NOTE: I've also precompiled the assets with
$bundle exec rake assets:precompile
(call rake this way assure will be used the rake version choosen for the project but I guess use just rake assets:precompile will work 99% of the times)
If you have /public/some_folder/some-image.png physically present (no matter if you just copied it there manually or it was generated by assets precompile), it must work. The server (e.g.

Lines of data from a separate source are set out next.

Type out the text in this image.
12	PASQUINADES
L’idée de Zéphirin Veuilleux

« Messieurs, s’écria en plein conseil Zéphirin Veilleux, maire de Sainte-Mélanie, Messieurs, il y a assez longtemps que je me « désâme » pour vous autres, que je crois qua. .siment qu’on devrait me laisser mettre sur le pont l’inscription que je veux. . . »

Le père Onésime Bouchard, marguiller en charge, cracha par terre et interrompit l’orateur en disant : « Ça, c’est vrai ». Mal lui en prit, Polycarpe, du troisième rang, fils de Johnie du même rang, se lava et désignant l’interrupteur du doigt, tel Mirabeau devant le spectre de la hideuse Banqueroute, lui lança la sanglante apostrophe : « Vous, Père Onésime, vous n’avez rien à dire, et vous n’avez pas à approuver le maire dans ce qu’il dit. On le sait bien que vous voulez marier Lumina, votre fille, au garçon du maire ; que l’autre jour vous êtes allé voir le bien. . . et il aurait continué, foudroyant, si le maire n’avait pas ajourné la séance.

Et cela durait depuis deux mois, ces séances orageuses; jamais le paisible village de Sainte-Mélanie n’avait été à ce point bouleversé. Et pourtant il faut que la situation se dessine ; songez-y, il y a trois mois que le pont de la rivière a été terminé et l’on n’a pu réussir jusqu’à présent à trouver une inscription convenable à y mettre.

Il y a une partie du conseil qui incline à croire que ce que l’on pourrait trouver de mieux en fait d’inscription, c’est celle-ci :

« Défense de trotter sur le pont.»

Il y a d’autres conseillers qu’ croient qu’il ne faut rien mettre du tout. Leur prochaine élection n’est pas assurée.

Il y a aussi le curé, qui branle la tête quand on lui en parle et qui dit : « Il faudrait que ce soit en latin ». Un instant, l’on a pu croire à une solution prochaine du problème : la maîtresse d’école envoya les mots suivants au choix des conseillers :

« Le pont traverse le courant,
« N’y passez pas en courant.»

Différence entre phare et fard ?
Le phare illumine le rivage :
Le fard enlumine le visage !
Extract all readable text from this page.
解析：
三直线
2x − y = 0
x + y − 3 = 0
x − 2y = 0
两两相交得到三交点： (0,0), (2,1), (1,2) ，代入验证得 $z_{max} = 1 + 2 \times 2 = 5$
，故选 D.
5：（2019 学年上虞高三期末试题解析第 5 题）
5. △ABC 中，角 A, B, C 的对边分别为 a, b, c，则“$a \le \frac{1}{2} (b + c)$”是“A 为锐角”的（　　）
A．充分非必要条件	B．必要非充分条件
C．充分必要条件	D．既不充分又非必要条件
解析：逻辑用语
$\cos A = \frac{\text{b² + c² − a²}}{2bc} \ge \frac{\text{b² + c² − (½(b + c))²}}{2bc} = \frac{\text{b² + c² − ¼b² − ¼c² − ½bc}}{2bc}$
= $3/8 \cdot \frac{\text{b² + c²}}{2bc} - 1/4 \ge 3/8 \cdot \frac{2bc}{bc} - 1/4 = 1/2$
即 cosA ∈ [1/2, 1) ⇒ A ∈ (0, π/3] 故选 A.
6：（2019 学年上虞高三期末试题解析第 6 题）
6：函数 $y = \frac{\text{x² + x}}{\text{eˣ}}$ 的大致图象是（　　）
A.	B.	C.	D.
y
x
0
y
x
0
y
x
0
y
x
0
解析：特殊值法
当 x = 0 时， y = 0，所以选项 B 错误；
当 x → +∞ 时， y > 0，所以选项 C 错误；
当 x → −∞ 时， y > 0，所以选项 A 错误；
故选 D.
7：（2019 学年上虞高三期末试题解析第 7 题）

Apache) will first check if the requested path exists in public, if it does it won't even call Ruby on Rails.
As far as digested filenames are concerned there is an option to turn this feature off, but I wouldn't recommend that for reasons already mentioned by someone else here.
Also you can put files that refer to assets in the app/assets folder and add a .erb extension AT THE END. Then you can use <%= asset_path ... %> inside that file, so no manual editing will be necessary. This will work even if you already have some other preprocessing on the file, for example sass - style.css.scss.erb will work. First the erb code will be evaluated (putting in the correct filenames for assets) then the sass compiler will be ran.
Oh and have a look at the sprockets-image-compressor gem, just add it to your Gemfile and it will automagically compress image assets too (losslessly using pngcrush and jpegoptim)...I don't know if the gem is rock-solid but from what I've seen I love it!